The trouble with state Supreme Court rulings, a City Hall executive was saying this afternoon, is that you can grow old and paunchy waiting for them to be paid off or implemented.

For example, the broad 7 to 0 Supreme Court verdict handed down two days ago – that eventually will deliver $250,000 to City Hall – held that Los Angeles, among other counties, improperly collected excessive property tax administrative fees.

While 47 County cities brought suit four years ago, all 88 municipalities will share in the refunds that total about $10 million.

All numbers, including City Hall’s, are estimates. Lawyers won’t work out the official payoffs until sometime next year, sources said.

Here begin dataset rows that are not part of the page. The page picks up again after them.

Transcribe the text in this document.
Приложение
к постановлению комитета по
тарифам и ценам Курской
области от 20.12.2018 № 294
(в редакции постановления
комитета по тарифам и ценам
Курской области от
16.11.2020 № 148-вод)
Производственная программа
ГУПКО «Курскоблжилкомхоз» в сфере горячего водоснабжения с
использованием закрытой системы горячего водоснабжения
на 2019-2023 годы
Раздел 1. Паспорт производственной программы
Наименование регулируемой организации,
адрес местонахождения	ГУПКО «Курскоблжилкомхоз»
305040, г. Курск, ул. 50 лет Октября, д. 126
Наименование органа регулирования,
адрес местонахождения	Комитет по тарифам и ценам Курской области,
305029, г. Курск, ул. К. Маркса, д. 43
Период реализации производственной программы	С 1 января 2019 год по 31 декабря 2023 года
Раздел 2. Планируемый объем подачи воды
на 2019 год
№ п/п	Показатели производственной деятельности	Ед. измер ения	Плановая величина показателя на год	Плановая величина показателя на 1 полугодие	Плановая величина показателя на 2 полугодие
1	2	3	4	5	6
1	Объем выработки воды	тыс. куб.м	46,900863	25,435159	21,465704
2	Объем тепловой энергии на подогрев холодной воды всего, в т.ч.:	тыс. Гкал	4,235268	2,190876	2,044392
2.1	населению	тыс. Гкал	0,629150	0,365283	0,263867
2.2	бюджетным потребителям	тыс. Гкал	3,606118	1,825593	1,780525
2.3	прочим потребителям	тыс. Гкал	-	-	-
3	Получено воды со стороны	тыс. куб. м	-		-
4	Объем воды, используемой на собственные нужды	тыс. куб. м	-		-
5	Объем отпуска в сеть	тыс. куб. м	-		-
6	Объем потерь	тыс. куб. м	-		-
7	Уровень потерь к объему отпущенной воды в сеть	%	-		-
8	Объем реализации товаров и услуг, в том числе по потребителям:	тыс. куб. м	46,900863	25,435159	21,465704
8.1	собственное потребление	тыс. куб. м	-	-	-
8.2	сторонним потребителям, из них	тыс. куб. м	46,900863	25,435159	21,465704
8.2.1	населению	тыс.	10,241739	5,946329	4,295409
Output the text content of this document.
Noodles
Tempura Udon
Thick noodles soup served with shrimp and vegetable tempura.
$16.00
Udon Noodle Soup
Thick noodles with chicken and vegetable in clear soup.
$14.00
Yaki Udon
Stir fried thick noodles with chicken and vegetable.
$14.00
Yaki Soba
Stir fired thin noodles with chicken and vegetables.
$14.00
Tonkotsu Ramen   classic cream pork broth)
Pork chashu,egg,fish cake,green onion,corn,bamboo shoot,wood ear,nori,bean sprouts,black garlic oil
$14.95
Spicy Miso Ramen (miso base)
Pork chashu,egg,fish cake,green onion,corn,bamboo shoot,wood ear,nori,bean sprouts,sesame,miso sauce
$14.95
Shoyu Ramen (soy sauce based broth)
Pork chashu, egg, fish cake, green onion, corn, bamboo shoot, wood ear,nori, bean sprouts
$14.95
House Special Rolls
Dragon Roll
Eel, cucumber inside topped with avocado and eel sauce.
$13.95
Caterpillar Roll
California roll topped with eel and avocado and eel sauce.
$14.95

The payoff to Culver City is about mid-size. Long Beach will benefit the most, receiving about $645,000.

As your mother and your banker always have advised you, don’t spend it before it reaches your hands.

That will be a long time because clouds are hovering around the ruling.

At an undetermined date, the County and the petitioners will return to court to argue whether the County’s debt covers merely one year or a half-dozen, as the litigants contend.

A verdict on that aspect is not expected until spring – or later.

“This is an excellent result for Culver City,” Mayor Andy Weissman said, but perspective is crucial. “In terms of its impact, in an $80 million-plus budget, $250,000 is significant but not a game-changer.”